MiniMax has released M3, a new model aimed at coding agents and other long-context AI tasks, while saying that downloadable weights and a technical report will follow within 10 days. For now, users can access the model through MiniMax Code, token plans and an API, but the company has not yet published a checkpoint for local use.
The Shanghai-based company is positioning M3 as an open-weight model, though that claim remains incomplete until the promised files and documentation arrive. The launch materials available so far include a product page, API documentation and a blog post, but not the model weights themselves. MiniMax said the report and weights will be posted on Hugging Face and GitHub.
M3 is notable for its 1 million token context window, which MiniMax says comes with a guaranteed minimum of 512,000 tokens for API use. The company also says the model supports native multimodal input, including images and video, with text output. That combination places M3 in a category of systems designed to handle long codebases, screenshots, diagrams and extended tool histories in a single session.

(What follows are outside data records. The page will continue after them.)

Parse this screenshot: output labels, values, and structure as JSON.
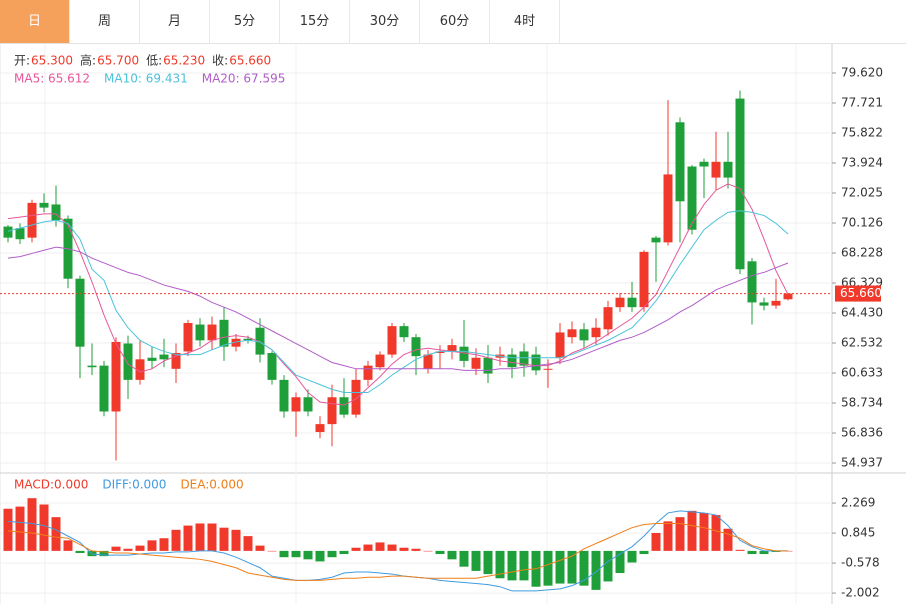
{
  "tabs": {
    "items": [
      "日",
      "周",
      "月",
      "5分",
      "15分",
      "30分",
      "60分",
      "4时"
    ],
    "active": 0
  },
  "chart_data": [
    {
      "type": "candlestick",
      "quote": [
        {
          "label": "开:",
          "value_label": "65.300"
        },
        {
          "label": "高:",
          "value_label": "65.700"
        },
        {
          "label": "低:",
          "value_label": "65.230"
        },
        {
          "label": "收:",
          "value_label": "65.660"
        }
      ],
      "up_color": "#f0392b",
      "down_color": "#1f9f3a",
      "open": [
        69.9,
        69.8,
        69.2,
        71.4,
        71.3,
        70.4,
        66.6,
        61.1,
        61.1,
        58.2,
        62.5,
        60.2,
        61.6,
        61.8,
        60.9,
        62.0,
        63.7,
        62.7,
        64.0,
        62.3,
        62.8,
        63.5,
        61.9,
        60.2,
        58.2,
        59.1,
        56.9,
        57.4,
        59.1,
        58.0,
        60.2,
        61.0,
        61.8,
        63.6,
        62.9,
        60.9,
        61.9,
        62.0,
        62.3,
        60.9,
        61.6,
        61.6,
        61.8,
        62.0,
        61.8,
        60.9,
        61.6,
        62.9,
        63.4,
        62.9,
        63.4,
        64.8,
        65.4,
        64.8,
        69.2,
        68.9,
        76.5,
        73.7,
        74.0,
        73.0,
        74.0,
        78.0,
        67.7,
        65.1,
        64.9,
        65.3
      ],
      "high": [
        70.0,
        70.1,
        71.6,
        72.0,
        72.5,
        70.6,
        66.8,
        62.5,
        61.4,
        62.9,
        63.0,
        62.7,
        62.3,
        62.8,
        62.5,
        64.0,
        64.1,
        64.2,
        64.8,
        63.1,
        63.0,
        64.1,
        62.0,
        60.5,
        59.4,
        59.6,
        57.9,
        59.9,
        60.3,
        60.9,
        61.4,
        62.0,
        63.8,
        63.8,
        63.1,
        62.1,
        62.4,
        62.8,
        64.0,
        62.2,
        62.4,
        62.3,
        62.2,
        62.5,
        62.3,
        61.5,
        63.8,
        63.9,
        63.8,
        64.1,
        65.2,
        65.7,
        66.4,
        68.4,
        69.3,
        77.9,
        76.8,
        73.8,
        74.2,
        75.9,
        75.9,
        78.5,
        67.9,
        65.4,
        66.6,
        65.7
      ],
      "low": [
        68.9,
        68.8,
        68.9,
        70.8,
        69.9,
        66.0,
        60.3,
        60.5,
        57.9,
        55.1,
        59.0,
        59.9,
        60.9,
        61.0,
        60.0,
        61.7,
        62.3,
        62.1,
        61.4,
        62.0,
        62.5,
        61.3,
        59.9,
        57.8,
        56.6,
        57.9,
        56.5,
        56.0,
        57.8,
        57.8,
        59.8,
        60.8,
        61.6,
        62.6,
        60.5,
        60.6,
        60.9,
        61.5,
        61.0,
        60.5,
        60.0,
        61.1,
        60.3,
        60.4,
        60.5,
        59.7,
        61.2,
        62.5,
        62.2,
        62.4,
        63.0,
        64.5,
        64.5,
        64.5,
        66.4,
        68.7,
        68.9,
        69.4,
        71.7,
        72.2,
        72.3,
        66.9,
        63.7,
        64.6,
        64.7,
        65.23
      ],
      "close": [
        69.2,
        69.1,
        71.4,
        71.1,
        70.3,
        66.6,
        62.3,
        61.0,
        58.2,
        62.6,
        60.2,
        61.5,
        61.4,
        61.5,
        61.9,
        63.8,
        62.7,
        63.7,
        62.3,
        62.8,
        62.7,
        61.8,
        60.2,
        58.2,
        59.1,
        58.2,
        57.4,
        59.1,
        58.0,
        60.2,
        61.1,
        61.8,
        63.6,
        62.9,
        61.7,
        61.8,
        62.0,
        62.4,
        61.4,
        61.6,
        60.6,
        61.8,
        61.0,
        61.1,
        60.8,
        60.9,
        63.2,
        63.4,
        62.7,
        63.5,
        64.8,
        65.4,
        64.8,
        68.3,
        68.9,
        73.2,
        71.5,
        69.7,
        73.7,
        74.0,
        73.0,
        67.2,
        65.1,
        64.9,
        65.2,
        65.66
      ],
      "series": [
        {
          "name": "MA5: 65.612",
          "color": "#e6579a",
          "values": [
            70.4,
            70.5,
            70.6,
            70.7,
            70.7,
            70.0,
            68.3,
            66.4,
            64.3,
            62.5,
            61.2,
            60.7,
            60.9,
            61.4,
            61.7,
            61.9,
            62.2,
            62.7,
            62.9,
            63.0,
            62.9,
            62.6,
            62.1,
            61.2,
            60.4,
            59.4,
            58.8,
            58.7,
            58.6,
            59.0,
            59.7,
            60.4,
            61.2,
            61.8,
            62.1,
            62.2,
            62.1,
            62.0,
            61.9,
            61.8,
            61.6,
            61.4,
            61.3,
            61.2,
            61.1,
            61.1,
            61.4,
            61.9,
            62.2,
            62.6,
            63.1,
            63.6,
            64.1,
            64.8,
            65.6,
            67.1,
            68.6,
            70.1,
            71.3,
            72.2,
            72.6,
            72.3,
            71.0,
            69.1,
            67.1,
            65.612
          ]
        },
        {
          "name": "MA10: 69.431",
          "color": "#4cc2dc",
          "values": [
            69.6,
            69.8,
            70.0,
            70.2,
            70.3,
            70.1,
            69.1,
            67.2,
            66.5,
            64.6,
            63.5,
            62.7,
            62.3,
            62.0,
            61.8,
            61.8,
            61.8,
            62.1,
            62.4,
            62.6,
            62.7,
            62.6,
            62.1,
            61.3,
            60.5,
            60.2,
            59.9,
            59.6,
            59.4,
            59.4,
            59.4,
            59.9,
            60.5,
            61.0,
            61.5,
            61.8,
            62.0,
            62.0,
            62.0,
            61.9,
            61.8,
            61.7,
            61.6,
            61.6,
            61.6,
            61.6,
            61.6,
            61.8,
            62.1,
            62.4,
            62.7,
            63.1,
            63.5,
            64.3,
            65.2,
            66.3,
            67.5,
            68.6,
            69.7,
            70.3,
            70.8,
            70.9,
            70.8,
            70.6,
            70.1,
            69.431
          ]
        },
        {
          "name": "MA20: 67.595",
          "color": "#b15dc9",
          "values": [
            67.9,
            68.0,
            68.2,
            68.4,
            68.6,
            68.5,
            68.3,
            67.9,
            67.6,
            67.3,
            67.0,
            66.8,
            66.5,
            66.2,
            66.0,
            65.8,
            65.5,
            65.1,
            64.8,
            64.5,
            64.1,
            63.7,
            63.3,
            62.9,
            62.5,
            62.1,
            61.7,
            61.3,
            61.1,
            60.9,
            60.9,
            60.9,
            60.9,
            60.9,
            60.9,
            60.9,
            60.9,
            60.9,
            60.8,
            60.8,
            60.8,
            60.9,
            60.9,
            61.0,
            61.1,
            61.2,
            61.3,
            61.5,
            61.8,
            62.1,
            62.4,
            62.7,
            62.9,
            63.2,
            63.6,
            64.0,
            64.5,
            64.9,
            65.4,
            65.9,
            66.2,
            66.5,
            66.8,
            67.0,
            67.3,
            67.595
          ]
        }
      ],
      "last_price": {
        "value": 65.66,
        "label": "65.660"
      },
      "ylim": [
        54.37,
        81.2
      ],
      "yticks": [
        {
          "value": 79.62,
          "label": "79.620"
        },
        {
          "value": 77.721,
          "label": "77.721"
        },
        {
          "value": 75.822,
          "label": "75.822"
        },
        {
          "value": 73.924,
          "label": "73.924"
        },
        {
          "value": 72.025,
          "label": "72.025"
        },
        {
          "value": 70.126,
          "label": "70.126"
        },
        {
          "value": 68.228,
          "label": "68.228"
        },
        {
          "value": 66.329,
          "label": "66.329"
        },
        {
          "value": 64.43,
          "label": "64.430"
        },
        {
          "value": 62.532,
          "label": "62.532"
        },
        {
          "value": 60.633,
          "label": "60.633"
        },
        {
          "value": 58.734,
          "label": "58.734"
        },
        {
          "value": 56.836,
          "label": "56.836"
        },
        {
          "value": 54.937,
          "label": "54.937"
        }
      ],
      "grid": true
    },
    {
      "type": "macd",
      "series": [
        {
          "name": "MACD:0.000",
          "kind": "bar",
          "color": "#f0392b",
          "neg_color": "#1f9f3a",
          "values": [
            2.0,
            2.1,
            2.5,
            2.2,
            1.6,
            0.5,
            -0.1,
            -0.25,
            -0.25,
            0.2,
            0.1,
            0.25,
            0.5,
            0.6,
            1.0,
            1.2,
            1.3,
            1.3,
            1.1,
            1.0,
            0.7,
            0.25,
            0.0,
            -0.3,
            -0.3,
            -0.4,
            -0.5,
            -0.3,
            -0.15,
            0.15,
            0.3,
            0.4,
            0.3,
            0.15,
            0.1,
            0.0,
            -0.15,
            -0.4,
            -0.75,
            -0.95,
            -1.1,
            -1.3,
            -1.4,
            -1.4,
            -1.7,
            -1.65,
            -1.55,
            -1.55,
            -1.65,
            -1.85,
            -1.45,
            -1.05,
            -0.55,
            -0.15,
            0.85,
            1.4,
            1.6,
            1.9,
            1.8,
            1.7,
            1.05,
            0.05,
            -0.15,
            -0.15,
            -0.05,
            0.0
          ]
        },
        {
          "name": "DIFF:0.000",
          "kind": "line",
          "color": "#3f9be0",
          "values": [
            1.4,
            1.35,
            1.3,
            1.2,
            1.0,
            0.7,
            0.4,
            -0.15,
            -0.2,
            -0.2,
            -0.2,
            -0.15,
            -0.1,
            -0.1,
            -0.05,
            -0.05,
            0.0,
            0.0,
            -0.1,
            -0.3,
            -0.55,
            -0.8,
            -1.2,
            -1.3,
            -1.4,
            -1.4,
            -1.35,
            -1.25,
            -1.05,
            -1.0,
            -1.0,
            -1.05,
            -1.1,
            -1.2,
            -1.25,
            -1.3,
            -1.4,
            -1.45,
            -1.5,
            -1.55,
            -1.6,
            -1.7,
            -1.9,
            -1.9,
            -1.9,
            -1.85,
            -1.8,
            -1.65,
            -1.4,
            -1.0,
            -0.5,
            -0.15,
            0.2,
            0.7,
            1.3,
            1.8,
            1.9,
            1.85,
            1.8,
            1.7,
            1.2,
            0.5,
            0.2,
            0.0,
            0.0,
            0.0
          ]
        },
        {
          "name": "DEA:0.000",
          "kind": "line",
          "color": "#f07f1a",
          "values": [
            0.95,
            0.9,
            0.85,
            0.75,
            0.65,
            0.6,
            0.3,
            0.0,
            -0.05,
            -0.1,
            -0.1,
            -0.15,
            -0.2,
            -0.25,
            -0.3,
            -0.35,
            -0.4,
            -0.5,
            -0.65,
            -0.8,
            -1.05,
            -1.15,
            -1.25,
            -1.35,
            -1.4,
            -1.4,
            -1.4,
            -1.35,
            -1.3,
            -1.3,
            -1.25,
            -1.25,
            -1.2,
            -1.2,
            -1.25,
            -1.3,
            -1.3,
            -1.3,
            -1.3,
            -1.3,
            -1.2,
            -1.1,
            -1.0,
            -0.9,
            -0.85,
            -0.65,
            -0.45,
            -0.25,
            0.1,
            0.35,
            0.6,
            0.85,
            1.1,
            1.25,
            1.3,
            1.3,
            1.3,
            1.2,
            1.1,
            0.95,
            0.8,
            0.6,
            0.25,
            0.1,
            0.0,
            0.0
          ]
        }
      ],
      "ylim": [
        -2.52,
        3.6
      ],
      "yticks": [
        2.269,
        0.845,
        -0.578,
        -2.002
      ],
      "grid": true
    }
  ]
}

In its launch materials, MiniMax described M3 as its first open-weight model to combine frontier coding performance, multimodal input and very long context. The company highlighted benchmark results it says include 59.0% on SWE-Bench Pro, 66.0% on Terminal-Bench 2.1 and 74.2% on MCP Atlas.

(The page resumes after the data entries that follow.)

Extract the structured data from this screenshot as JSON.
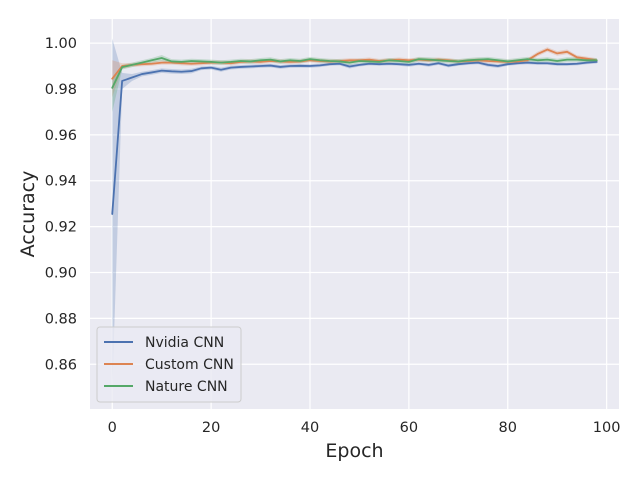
{
  "chart_data": {
    "type": "line",
    "title": "",
    "xlabel": "Epoch",
    "ylabel": "Accuracy",
    "xlim": [
      -4.5,
      102.5
    ],
    "ylim": [
      0.8405,
      1.0105
    ],
    "xticks": [
      0,
      20,
      40,
      60,
      80,
      100
    ],
    "yticks": [
      0.86,
      0.88,
      0.9,
      0.92,
      0.94,
      0.96,
      0.98,
      1.0
    ],
    "xtick_labels": [
      "0",
      "20",
      "40",
      "60",
      "80",
      "100"
    ],
    "ytick_labels": [
      "0.86",
      "0.88",
      "0.90",
      "0.92",
      "0.94",
      "0.96",
      "0.98",
      "1.00"
    ],
    "grid": true,
    "background": "#eaeaf2",
    "legend_position": "lower-left",
    "x": [
      0,
      2,
      4,
      6,
      8,
      10,
      12,
      14,
      16,
      18,
      20,
      22,
      24,
      26,
      28,
      30,
      32,
      34,
      36,
      38,
      40,
      42,
      44,
      46,
      48,
      50,
      52,
      54,
      56,
      58,
      60,
      62,
      64,
      66,
      68,
      70,
      72,
      74,
      76,
      78,
      80,
      82,
      84,
      86,
      88,
      90,
      92,
      94,
      96,
      98
    ],
    "series": [
      {
        "name": "Nvidia CNN",
        "color": "#4c72b0",
        "values": [
          0.9255,
          0.9835,
          0.985,
          0.9865,
          0.9872,
          0.988,
          0.9877,
          0.9875,
          0.9878,
          0.989,
          0.9893,
          0.9884,
          0.9893,
          0.9896,
          0.9898,
          0.99,
          0.9902,
          0.9896,
          0.99,
          0.9901,
          0.99,
          0.9903,
          0.9908,
          0.991,
          0.9898,
          0.9905,
          0.991,
          0.9908,
          0.991,
          0.9908,
          0.9905,
          0.991,
          0.9905,
          0.9912,
          0.9902,
          0.9908,
          0.9912,
          0.9915,
          0.9905,
          0.99,
          0.9908,
          0.9912,
          0.9915,
          0.9912,
          0.9912,
          0.9908,
          0.9908,
          0.991,
          0.9915,
          0.9918
        ],
        "ci_upper": [
          1.002,
          0.987,
          0.9865,
          0.9875,
          0.9882,
          0.989,
          0.9887,
          0.9885,
          0.9888,
          0.9898,
          0.9901,
          0.9893,
          0.9901,
          0.9904,
          0.9906,
          0.9908,
          0.991,
          0.9904,
          0.9908,
          0.9909,
          0.9908,
          0.9911,
          0.9915,
          0.9917,
          0.9907,
          0.9912,
          0.9917,
          0.9915,
          0.9917,
          0.9915,
          0.9913,
          0.9917,
          0.9913,
          0.9919,
          0.991,
          0.9915,
          0.9919,
          0.9922,
          0.9913,
          0.9908,
          0.9915,
          0.9919,
          0.9922,
          0.9919,
          0.9919,
          0.9915,
          0.9915,
          0.9917,
          0.9922,
          0.9925
        ],
        "ci_lower": [
          0.849,
          0.98,
          0.9835,
          0.9855,
          0.9862,
          0.987,
          0.9867,
          0.9865,
          0.9868,
          0.9882,
          0.9885,
          0.9875,
          0.9885,
          0.9888,
          0.989,
          0.9892,
          0.9894,
          0.9888,
          0.9892,
          0.9893,
          0.9892,
          0.9895,
          0.9901,
          0.9903,
          0.9889,
          0.9898,
          0.9903,
          0.9901,
          0.9903,
          0.9901,
          0.9897,
          0.9903,
          0.9897,
          0.9905,
          0.9894,
          0.9901,
          0.9905,
          0.9908,
          0.9897,
          0.9892,
          0.9901,
          0.9905,
          0.9908,
          0.9905,
          0.9905,
          0.9901,
          0.9901,
          0.9903,
          0.9908,
          0.9911
        ]
      },
      {
        "name": "Custom CNN",
        "color": "#dd8452",
        "values": [
          0.9845,
          0.99,
          0.9905,
          0.9908,
          0.991,
          0.9915,
          0.9915,
          0.9912,
          0.991,
          0.9912,
          0.9915,
          0.9915,
          0.9912,
          0.9918,
          0.992,
          0.9918,
          0.9922,
          0.992,
          0.9918,
          0.992,
          0.9925,
          0.9922,
          0.992,
          0.9922,
          0.9925,
          0.9925,
          0.9928,
          0.9922,
          0.9925,
          0.9928,
          0.9925,
          0.9928,
          0.9925,
          0.9928,
          0.9925,
          0.992,
          0.9922,
          0.9925,
          0.9922,
          0.992,
          0.9918,
          0.992,
          0.9925,
          0.9952,
          0.9972,
          0.9955,
          0.9962,
          0.9938,
          0.9932,
          0.9925
        ],
        "ci_upper": [
          0.9925,
          0.9912,
          0.9914,
          0.9917,
          0.9919,
          0.9924,
          0.9924,
          0.9921,
          0.9919,
          0.9921,
          0.9924,
          0.9924,
          0.9921,
          0.9927,
          0.9929,
          0.9927,
          0.9931,
          0.9929,
          0.9927,
          0.9929,
          0.9934,
          0.9931,
          0.9929,
          0.9931,
          0.9934,
          0.9934,
          0.9937,
          0.9931,
          0.9934,
          0.9937,
          0.9934,
          0.9937,
          0.9934,
          0.9937,
          0.9934,
          0.9929,
          0.9931,
          0.9934,
          0.9931,
          0.9929,
          0.9927,
          0.9929,
          0.9934,
          0.9962,
          0.9982,
          0.9965,
          0.9972,
          0.9947,
          0.9941,
          0.9934
        ],
        "ci_lower": [
          0.9765,
          0.9888,
          0.9896,
          0.9899,
          0.9901,
          0.9906,
          0.9906,
          0.9903,
          0.9901,
          0.9903,
          0.9906,
          0.9906,
          0.9903,
          0.9909,
          0.9911,
          0.9909,
          0.9913,
          0.9911,
          0.9909,
          0.9911,
          0.9916,
          0.9913,
          0.9911,
          0.9913,
          0.9916,
          0.9916,
          0.9919,
          0.9913,
          0.9916,
          0.9919,
          0.9916,
          0.9919,
          0.9916,
          0.9919,
          0.9916,
          0.9911,
          0.9913,
          0.9916,
          0.9913,
          0.9911,
          0.9909,
          0.9911,
          0.9916,
          0.9942,
          0.9962,
          0.9945,
          0.9952,
          0.9929,
          0.9923,
          0.9916
        ]
      },
      {
        "name": "Nature CNN",
        "color": "#55a868",
        "values": [
          0.9805,
          0.9895,
          0.9905,
          0.9915,
          0.9925,
          0.9935,
          0.992,
          0.9918,
          0.9922,
          0.992,
          0.9918,
          0.9915,
          0.9918,
          0.9922,
          0.992,
          0.9925,
          0.9928,
          0.992,
          0.9925,
          0.9922,
          0.993,
          0.9925,
          0.9922,
          0.992,
          0.9915,
          0.9922,
          0.992,
          0.9918,
          0.9925,
          0.9922,
          0.9918,
          0.993,
          0.9928,
          0.9925,
          0.9922,
          0.992,
          0.9925,
          0.9928,
          0.993,
          0.9925,
          0.992,
          0.9925,
          0.993,
          0.9925,
          0.9928,
          0.9922,
          0.9928,
          0.9928,
          0.9925,
          0.9925
        ],
        "ci_upper": [
          0.985,
          0.9905,
          0.9915,
          0.9925,
          0.9935,
          0.9948,
          0.993,
          0.9928,
          0.9932,
          0.993,
          0.9928,
          0.9925,
          0.9928,
          0.9932,
          0.993,
          0.9935,
          0.9938,
          0.993,
          0.9935,
          0.9932,
          0.994,
          0.9935,
          0.9932,
          0.993,
          0.9925,
          0.9932,
          0.993,
          0.9928,
          0.9935,
          0.9932,
          0.9928,
          0.994,
          0.9938,
          0.9935,
          0.9932,
          0.993,
          0.9935,
          0.9938,
          0.994,
          0.9935,
          0.993,
          0.9935,
          0.994,
          0.9935,
          0.9938,
          0.9932,
          0.9938,
          0.9938,
          0.9935,
          0.9935
        ],
        "ci_lower": [
          0.97,
          0.9885,
          0.9895,
          0.9905,
          0.9915,
          0.9922,
          0.991,
          0.9908,
          0.9912,
          0.991,
          0.9908,
          0.9905,
          0.9908,
          0.9912,
          0.991,
          0.9915,
          0.9918,
          0.991,
          0.9915,
          0.9912,
          0.992,
          0.9915,
          0.9912,
          0.991,
          0.9905,
          0.9912,
          0.991,
          0.9908,
          0.9915,
          0.9912,
          0.9908,
          0.992,
          0.9918,
          0.9915,
          0.9912,
          0.991,
          0.9915,
          0.9918,
          0.992,
          0.9915,
          0.991,
          0.9915,
          0.992,
          0.9915,
          0.9918,
          0.9912,
          0.9918,
          0.9918,
          0.9915,
          0.9915
        ]
      }
    ]
  }
}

MiniMax also published a company-run Hopper test that it says involved 24 hours of FP8 matrix multiplication, 147 benchmark submissions and 1,959 tool calls. According to the company, those runs increased hardware utilization from 7.6% to 71.3%.
The model’s long-context system is powered by what MiniMax calls MiniMax Sparse Attention, or MSA. The company says the architecture filters cached key-value blocks before performing full attention, helping reduce compute at very long context lengths. MiniMax claims the approach lowers per-token compute at the 1 million token scale to about one-twentieth of the prior generation model.
The API page also lists Anthropic-compatible and OpenAI-compatible endpoints, suggesting the model is intended to fit existing developer workflows. MiniMax says the service supports image and video inputs alongside text generation, which could make it useful for software agents and other applications that need to process multiple input types in one run.
MiniMax lists standard API pricing at $0.60 per million input tokens and $2.40 per million output tokens, with those rates applying up to 512,000 input tokens. The company also offers subscription plans starting at $20 per month, which it says provide access to about 1.7 billion M3 tokens.
The release landed alongside reports that MiniMax shares fell in Hong Kong after a disclosure related to a planned Shanghai STAR Market listing. MarketWatch reported a 16% decline, citing a listing-guidance agreement with Citic Securities and a filing with the Shanghai bureau of the China Securities Regulatory Commission.
At the same time, some details that would help outside analysts compare M3 with rival models remain unknown. The South China Morning Post reported that MiniMax did not disclose the model’s size or the training infrastructure used, limiting direct comparisons with systems whose parameter counts and compute budgets are public.
Developers can start testing M3 now through MiniMax’s API and product offerings. The next major checkpoint is the company’s promised release of weights and a technical report, which should clarify how the model was built and whether its open-weight status will be fully realized.